Pages of Claude Mythos That Got Zero Headlines
anthropic claude
| Source: HN | Original article
Anthropic’s internal “Claude Mythos” project has quietly produced a trove of security and research findings that never made the press. A recent analysis of the project’s documentation identified roughly 180 pages that received no coverage at all, many of which detail high‑severity zero‑day vulnerabilities, psych‑evaluation metrics, and evidence of p‑hacking in AI benchmarking.
The uncovered pages confirm claims first made in Anthropic’s Mythos preview, where the model reportedly discovered thousands of zero‑day flaws across every major operating system and web browser—including a 27‑year‑old OpenBSD bug and a 16‑year‑old FFmpeg issue that was patched only after Anthropic’s contribution (see our earlier report on FFmpeg maintainers thanking Anthropic for Mythos patches). Mythos also scored 93.9 % on SWE‑bench, positioning it as one of the most capable code‑generation systems ever built. Yet Anthropic has chosen not to ship the model publicly, citing “Project Glasswing” – a defensive framework that would hand the exploit‑discovery capability to security teams rather than attackers.
Why the silence matters is twofold. First, the undisclosed vulnerabilities represent a missed opportunity for the broader security community to harden critical infrastructure before malicious actors can weaponise them. Second, the hidden psych‑evaluation data and p‑hacking hints raise questions about the reliability of current AI benchmarking practices, echoing concerns raised in our recent piece on Claude’s mixed‑up quotations and the “Claude Glass” experiment.

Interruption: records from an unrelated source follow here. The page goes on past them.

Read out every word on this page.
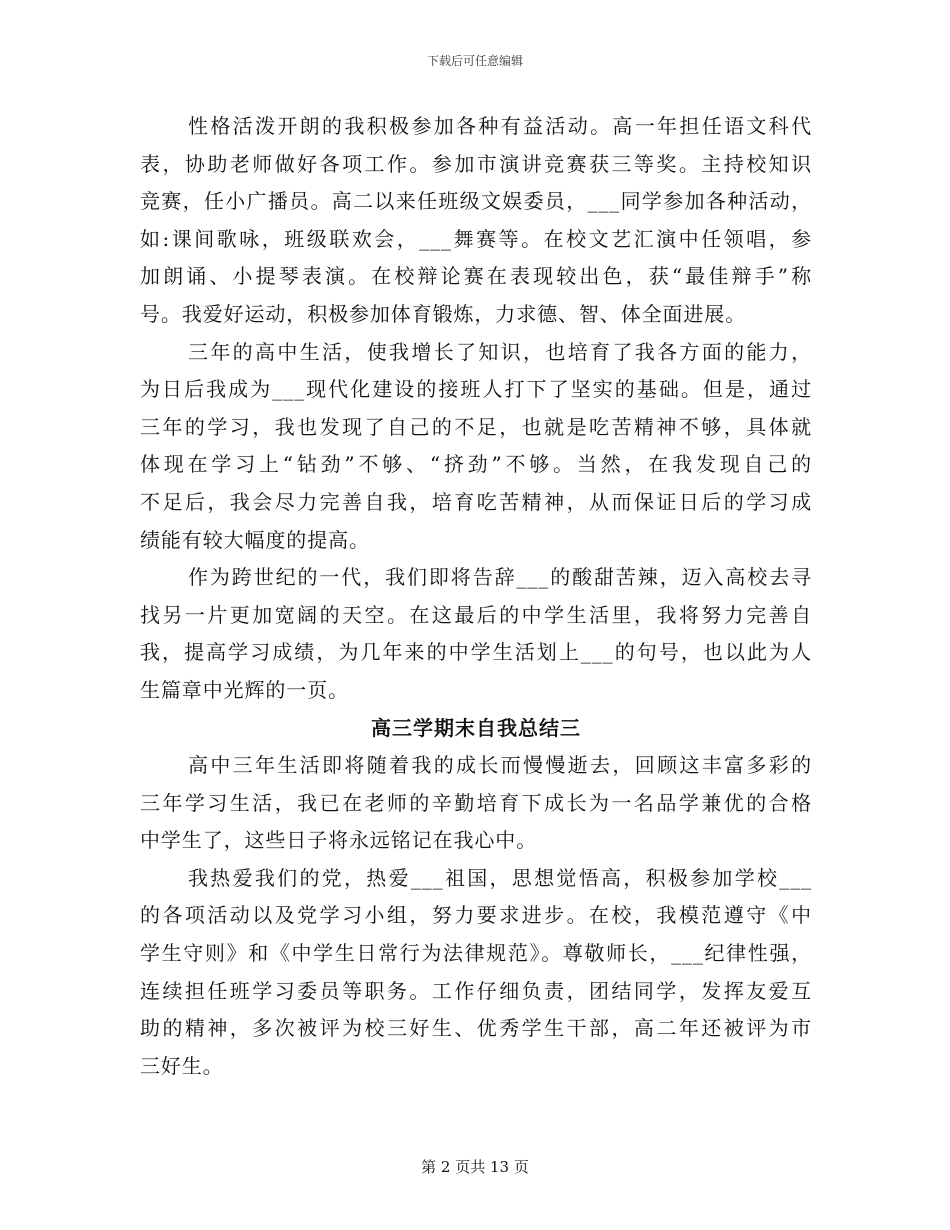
下载后可任意编辑
性格活泼开朗的我积极参加各种有益活动。高一年担任语文科代
表，协助老师做好各项工作。参加市演讲竞赛获三等奖。主持校知识
竞赛，任小广播员。高二以来任班级文娱委员，___同学参加各种活动，
如:课间歌咏，班级联欢会，___舞赛等。在校文艺汇演中任领唱，参
加朗诵、小提琴表演。在校辩论赛在表现较出色，获“最佳辩手”称
号。我爱好运动，积极参加体育锻炼，力求德、智、体全面进展。
三年的高中生活，使我增长了知识，也培育了我各方面的能力，
为日后我成为___现代化建设的接班人打下了坚实的基础。但是，通过
三年的学习，我也发现了自己的不足，也就是吃苦精神不够，具体就
体现在学习上“钻劲”不够、“挤劲”不够。当然，在我发现自己的
不足后，我会尽力完善自我，培育吃苦精神，从而保证日后的学习成
绩能有较大幅度的提高。
作为跨世纪的一代，我们即将告辞___的酸甜苦辣，迈入高校去寻
找另一片更加宽阔的天空。在这最后的中学生活里，我将努力完善自
我，提高学习成绩，为几年来的中学生活划上___的句号，也以此为人
生篇章中光辉的一页。
高三学期末自我总结三
高中三年生活即将随着我的成长而慢慢逝去，回顾这丰富多彩的
三年学习生活，我已在老师的辛勤培育下成长为一名品学兼优的合格
中学生了，这些日子将永远铭记在我心中。
我热爱我们的党，热爱___祖国，思想觉悟高，积极参加学校___
的各项活动以及党学习小组，努力要求进步。在校，我模范遵守《中
学生守则》和《中学生日常行为法律规范》。尊敬师长，___纪律性强，
连续担任班学习委员等职务。工作仔细负责，团结同学，发挥友爱互
助的精神，多次被评为校三好生、优秀学生干部，高二年还被评为市
三好生。
第 2 页共 13 页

Going forward, observers should watch for Anthropic’s next move: whether it will release a red‑team report, open the Mythos dataset to vetted researchers, or integrate the findings into a commercial product. Regulatory bodies in the EU and the US are already probing AI‑driven vulnerability discovery, and any formal disclosure could trigger new compliance requirements. The industry will also be keen to see if other AI labs follow Anthropic’s lead or choose a more transparent path.